Over 15 landowners were on hand to hear what Drainage Engineer Don Etler of Bolton & Menk, Inc. had to say about an annexation study concerning Drainage District 175 during an informal meeting held by the Palo Alto County Board of Supervisors on Tuesday, March 1.

“This is simply an informational meeting of a study of possible annexation of lands that benefit but are not currently in Drainage District 175,” Etler began.

Drainage District 175 is one of the districts in Palo Alto County that has had several major repairs done on it over the last 25 years. The most recent repairs came in 2014 after several inches of rain fell in a short amount of time over the area causing an estimated $455,055 in damages. A request from FEMA to help fund this repair is currently under review and waiting approval.

DD 175 currently includes 4,887 acres of land assessed for benefits from the main open ditch, however, the entire watershed consists of 39,686 acres that is tributary to the same open ditch in DD 175. During the annexation study, it was found that 6,422 acres do not belong to an established drainage district but are benefited by the open ditch. “Although all of the parcels in the watershed materially benefit, we recommend that only those benefiting parcels needed to extend benefit assessments via common outlet procedures to other benefited lands that are located in established drainage districts in the watershed be formally annexed into Drainage District 175,” per The Annexation Report on Drainage District 175.
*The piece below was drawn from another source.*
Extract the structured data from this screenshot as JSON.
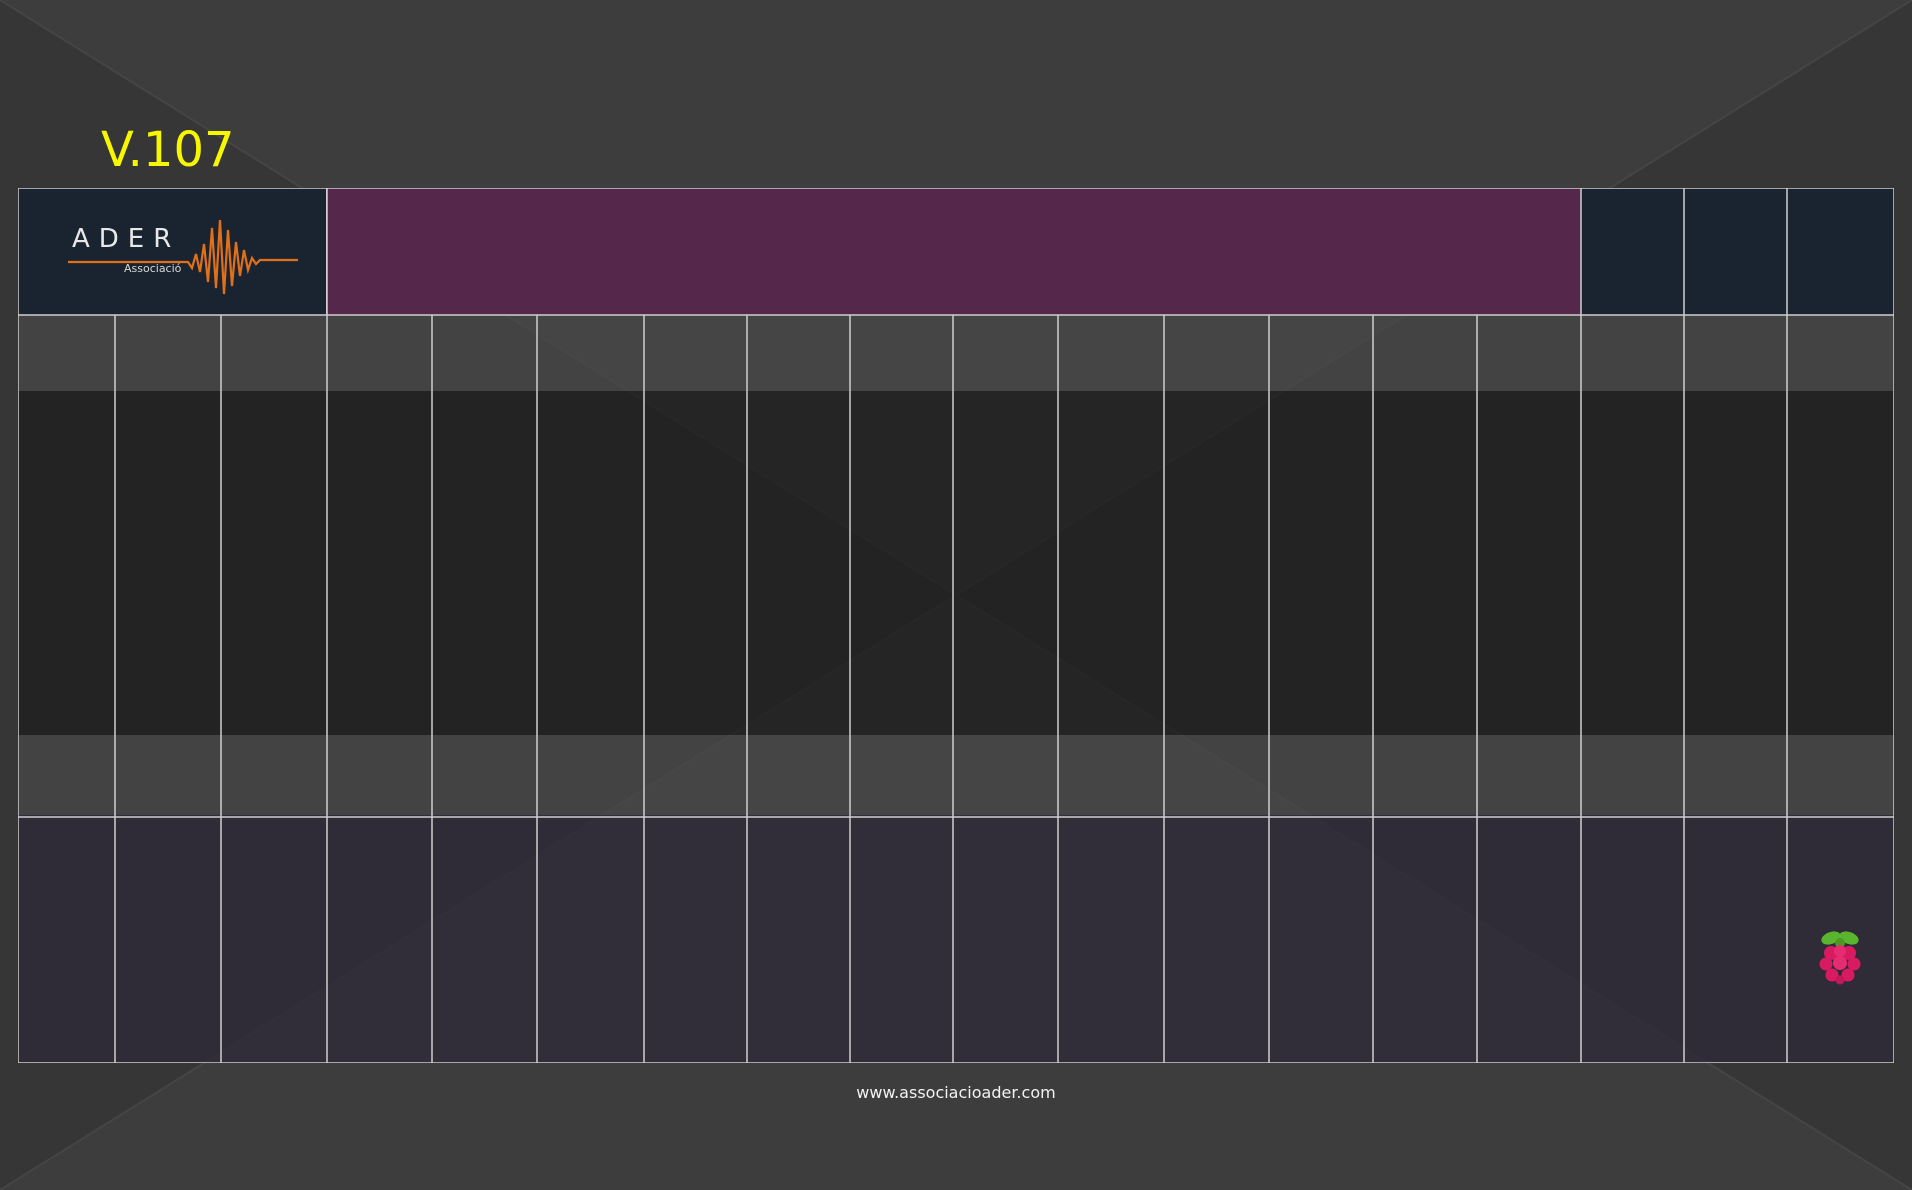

“Annexation has been discussed two times before and nothing was pursued. This time the Board did appoint us to prepare an annexation report with regard to lands that are benefitted but not now in the district and file a report,” Etler said. “It is a list of lands that we have recommended be annexed. A fundamental assumption is drainage law is that if you work your land, tile your ground, farm your ground, the excess water that comes off your ground and goes down to a drainage district, you are obligated under state law to help get rid of your water. All the land in the watershed can be assumed to be benefitted.”

“There are three considerations for the district landowners: don’t annex any land and continue as you are bearing the full burden for any costs, annex the lands necessary to put the district in the position to common outlet the assessed costs to tributary drainage districts, and finally pursue the annexation of all benefitted lands within the watershed.”
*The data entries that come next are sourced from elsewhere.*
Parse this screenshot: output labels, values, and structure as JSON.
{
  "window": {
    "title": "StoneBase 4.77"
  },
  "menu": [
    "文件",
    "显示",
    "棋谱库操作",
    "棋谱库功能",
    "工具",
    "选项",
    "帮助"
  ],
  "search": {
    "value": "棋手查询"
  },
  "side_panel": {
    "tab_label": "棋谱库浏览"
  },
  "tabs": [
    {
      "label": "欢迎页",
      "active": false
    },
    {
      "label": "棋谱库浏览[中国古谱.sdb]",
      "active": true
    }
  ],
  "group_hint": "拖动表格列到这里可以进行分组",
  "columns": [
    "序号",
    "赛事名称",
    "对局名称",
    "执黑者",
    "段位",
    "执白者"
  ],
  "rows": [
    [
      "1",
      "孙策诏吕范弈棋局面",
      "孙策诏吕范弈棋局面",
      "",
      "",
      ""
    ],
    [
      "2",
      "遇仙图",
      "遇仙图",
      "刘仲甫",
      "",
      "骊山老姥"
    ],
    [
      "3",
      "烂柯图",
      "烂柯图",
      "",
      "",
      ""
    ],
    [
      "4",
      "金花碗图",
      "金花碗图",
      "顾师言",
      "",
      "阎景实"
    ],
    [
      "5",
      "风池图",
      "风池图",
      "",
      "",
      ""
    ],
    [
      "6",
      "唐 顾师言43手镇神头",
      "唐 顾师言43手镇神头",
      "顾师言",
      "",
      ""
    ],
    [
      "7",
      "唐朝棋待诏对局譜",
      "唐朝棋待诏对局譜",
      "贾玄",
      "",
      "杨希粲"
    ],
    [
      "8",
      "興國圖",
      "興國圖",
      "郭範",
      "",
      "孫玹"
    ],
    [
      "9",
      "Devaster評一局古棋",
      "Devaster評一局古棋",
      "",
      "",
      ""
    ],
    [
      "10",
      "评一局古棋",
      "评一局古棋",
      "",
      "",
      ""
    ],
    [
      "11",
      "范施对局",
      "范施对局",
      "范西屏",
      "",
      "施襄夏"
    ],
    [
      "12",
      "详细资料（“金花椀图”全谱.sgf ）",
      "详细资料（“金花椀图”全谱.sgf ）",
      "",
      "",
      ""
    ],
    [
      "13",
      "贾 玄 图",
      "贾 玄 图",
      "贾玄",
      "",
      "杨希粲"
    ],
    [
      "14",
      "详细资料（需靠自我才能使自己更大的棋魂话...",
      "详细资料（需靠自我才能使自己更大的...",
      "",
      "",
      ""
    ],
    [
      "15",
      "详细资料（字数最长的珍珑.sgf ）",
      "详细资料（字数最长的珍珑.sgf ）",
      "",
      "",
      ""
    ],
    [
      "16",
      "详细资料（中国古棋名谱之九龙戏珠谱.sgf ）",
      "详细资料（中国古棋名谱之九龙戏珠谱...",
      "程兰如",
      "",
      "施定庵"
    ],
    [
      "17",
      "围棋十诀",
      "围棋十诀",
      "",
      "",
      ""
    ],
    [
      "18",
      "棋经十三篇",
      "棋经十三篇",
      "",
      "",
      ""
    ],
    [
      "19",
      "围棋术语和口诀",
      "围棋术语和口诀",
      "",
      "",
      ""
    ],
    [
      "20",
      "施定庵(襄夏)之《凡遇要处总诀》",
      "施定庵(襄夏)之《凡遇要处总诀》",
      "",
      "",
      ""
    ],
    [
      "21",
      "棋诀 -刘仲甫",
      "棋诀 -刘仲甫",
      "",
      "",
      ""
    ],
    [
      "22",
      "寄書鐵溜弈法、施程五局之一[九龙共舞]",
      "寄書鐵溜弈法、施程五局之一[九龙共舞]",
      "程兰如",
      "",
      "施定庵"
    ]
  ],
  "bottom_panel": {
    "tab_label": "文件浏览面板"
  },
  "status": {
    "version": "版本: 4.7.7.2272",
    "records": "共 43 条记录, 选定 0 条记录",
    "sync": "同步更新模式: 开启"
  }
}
“This is a very controversial issue,” Supervisor Ed Noonan said.

“What’s gonna happen to the ditch if FEMA doesn’t give any money towards fixing it?” John Meyers, landowner questioned.

“The Board of Supervisors as the Trustees of the district are required to make repairs, so the repairs will be made, it’s the cost to landowners in the district that will be higher,” Etler replied.

“Would straightening out the ditch help?” Landowner Greg Garrelts asked.

“It would help some. Putting Drops in the ditch would also help greatly,” Etler responded.

“What about state aid?” Meyers asked.

“Ten percent is paid by the state, fifteen percent comes from local landowners, and seventy percent comes from FEMA,” Etler said.

“Who makes the decision to annex?” questioned Garrelts.

“The Board of Supervisors as your representatives,” Etler explained.

” What do you guys think? All the easy drainage is done. We want to know what you want us as your representatives to do,” Supervisor Chairman Linus Solberg asked.

With further discussion on issues of common outlet, finding out that the DNR also pays toward drainage but Fish and Wildlife does not and discussing a natural creek versus an open ditch, the landowners of DD 175 voted to have the Supervisors pursue and set a date for an annexation hearing.

The annexation hearing for Drainage District 175 has been set for Tuesday, June 14, at 1 p.m.